Trump administration mulls over designating the Muslim Brotherhood a terrorist organization and subjects it to U.S. sanctions, according to U.S. officials and people close to President Donald Trump's transition team.
A faction led by Michael Flynn, Trump's National Security Advisor, wants to add the Brotherhood to the State Department and U.S. Treasury lists of foreign terrorist organizations, the sources said.
"I know it has been discussed. I'm in favor of it," said a Trump transition advisor, who declined to be named because of the sensitivity of the issue.
Egypt, Saudi Arabia, the United Arab Emirates among others have designated the group on their terrorist lists, and Trump's nominee for Secretary of State, Rex Tillerson, described the Brotherhood an "an agent of radical Islam", during his Senate confirmation hearing.
The advisor said Flynn's team discussed adding the group to the U.S. list of terrorist groups but said it was ultimately unclear when or even if the administration ultimately would go ahead with such a move.
Other Trump advisors, as well as many veteran national security, diplomatic, law enforcement and intelligence officials argue the Brotherhood has evolved peacefully in some countries, according to officials and people close to Trump's entourage.

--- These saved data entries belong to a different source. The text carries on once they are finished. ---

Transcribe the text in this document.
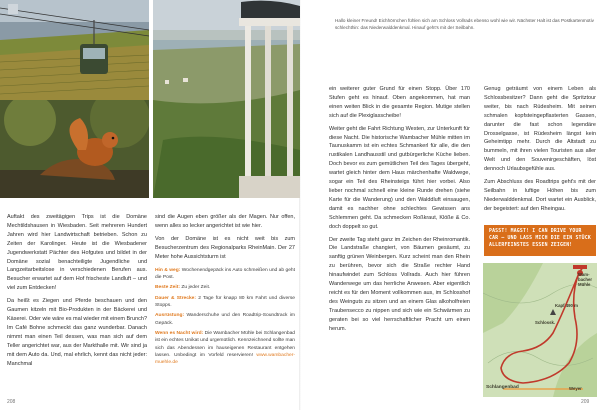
Hallo kleiner Freund! Eichhörnchen fühlen sich am Schloss Vollrads ebenso wohl wie wir. Nächster Halt ist das Postkartenmotiv schlechthin: das Niederwalddenkmal. Hinauf geht's mit der Seilbahn.

Auftakt des zweitägigen Trips ist die Domäne Mechtildshausen in Wiesbaden. Seit mehreren Hundert Jahren wird hier Landwirtschaft betrieben. Schon zu Zeiten der Karolinger. Heute ist die Wiesbadener Jugendwerkstatt Pächter des Hofgutes und bildet in der Domäne sozial benachteiligte Jugendliche und Langzeitarbeitslose in verschiedenen Berufen aus. Besucher erwartet auf dem Hof frischeste Landluft – und viel zum Entdecken!

Da heißt es Ziegen und Pferde beschauen und den Gaumen kitzeln mit Bio-Produkten in der Bäckerei und Käserei. Oder wie wäre es mal wieder mit einem Brunch? Im Café Bohne schmeckt das ganz wunderbar. Danach nimmt man einen Teil dessen, was man sich auf dem Teller angerichtet war, aus der Markthalle mit. Wir sind ja mit dem Auto da. Und, mal ehrlich, kennt das nicht jeder: Manchmal

sind die Augen eben größer als der Magen. Nur offen, wenn alles so lecker angerichtet ist wie hier.

Von der Domäne ist es nicht weit bis zum Besucherzentrum des Regionalparks RheinMain. Der 27 Meter hohe Aussichtsturm ist

Hin & weg: Wochenendgepäck ins Auto schmeißen und ab geht die Post.
Beste Zeit: Zu jeder Zeit.
Dauer & Strecke: 2 Tage für knapp 80 km Fahrt und diverse Stopps.
Ausrüstung: Wanderschuhe und den Roadtrip-Soundtrack im Gepäck.
Wenn es Nacht wird: Die Wambacher Mühle bei Schlangenbad ist ein echtes Unikat und urgemütlich. Kennzeichnend sollte man sich das Abendessen im hauseigenen Restaurant entgehen lassen. Unbedingt im Vorfeld reservieren! www.wambacher-muehle.de

ein weiterer guter Grund für einen Stopp. Über 170 Stufen geht es hinauf. Oben angekommen, hat man einen weiten Blick in die gesamte Region. Mutige stellen sich auf die Plexiglasscheibe!

Weiter geht die Fahrt Richtung Westen, zur Unterkunft für diese Nacht. Die historische Wambacher Mühle mitten im Taunuskamm ist ein echtes Schmankerl für alle, die den rustikalen Landhausstil und gutbürgerliche Küche lieben. Doch bevor es zum gemütlichen Teil des Tages übergeht, wartet gleich hinter dem Haus märchenhafte Waldwege, sogar ein Teil des Rheinsteigs führt hier vorbei. Also lieber nochmal schnell eine kleine Runde drehen (siehe Karte für die Wanderung) und den Walddluft einsaugen, damit es nachher ohne schlechtes Gewissen ans Schlemmen geht. Da schmecken Roßkraut, Klöße & Co. doch doppelt so gut.

Der zweite Tag steht ganz im Zeichen der Rheinromantik. Die Landstraße changiert, von Bäumen gesäumt, zu sanftig grünen Weinbergen. Kurz scheint man den Rhein zu berühren, bevor sich die Straße rechter Hand hinaufwindet zum Schloss Vollrads. Auch hier führen Wanderwege um das herrliche Anwesen. Aber eigentlich reicht es für den Moment vollkommen aus, im Schlosshof des Weinguts zu sitzen und an einem Glas alkoholfreien Traubensecco zu nippen und sich wie ein Schwärmen zu geraten bei so viel herrschaftlicher Pracht um einen herum.

Genug geträumt von einem Leben als Schlossbesitzer? Dann geht die Spritztour weiter, bis nach Rüdesheim. Mit seinen schmalen kopfsteingepflasterten Gassen, darunter die fast schon legendäre Drosselgasse, ist Rüdesheim längst kein Geheimtipp mehr. Durch die Altstadt zu bummeln, mit ihren vielen Touristen aus aller Welt und den Souvenirgeschäften, löst dennoch Urlaubsgefühle aus.

Zum Abschluss des Roadtrips geht's mit der Seilbahn in luftige Höhen bis zum Niederwalddenkmal. Dort wartet ein Ausblick, der begeistert: auf den Rheingau.

PASST! MAGST! I CAN DRIVE YOUR CAR – UND LASS MICH DIE EIN STÜCK ALLERFEINSTES ESSEN ZEIGEN!
Wam-bacher Mühle
Kapf 490 m
Schlossk.
Schlangenbad	Weyer
208	209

They worry that a U.S. move to designate the entire Brotherhood a terrorist group would complicate relations with Turkey, a key American ally in the fight against Islamic State, and where the Islamist-rooted AKP Party that dominates the Turkish government of President Recep Tayyip Erdogan is in power. Tunisia's Islamist Ennahda Party has also participated in democratic elections.
The Muslim Brotherhood in Egypt, the country's oldest Islamist movement, was designated as a terrorist organization in that country in 2013.
It is not clear which faction within the U.S. administration has the upper hand, and Senator Ted Cruz and Representative Mario Diaz-Balart this month introduced legislation to add the Brotherhood to the terrorist list.
There was no immediate comment from the White House.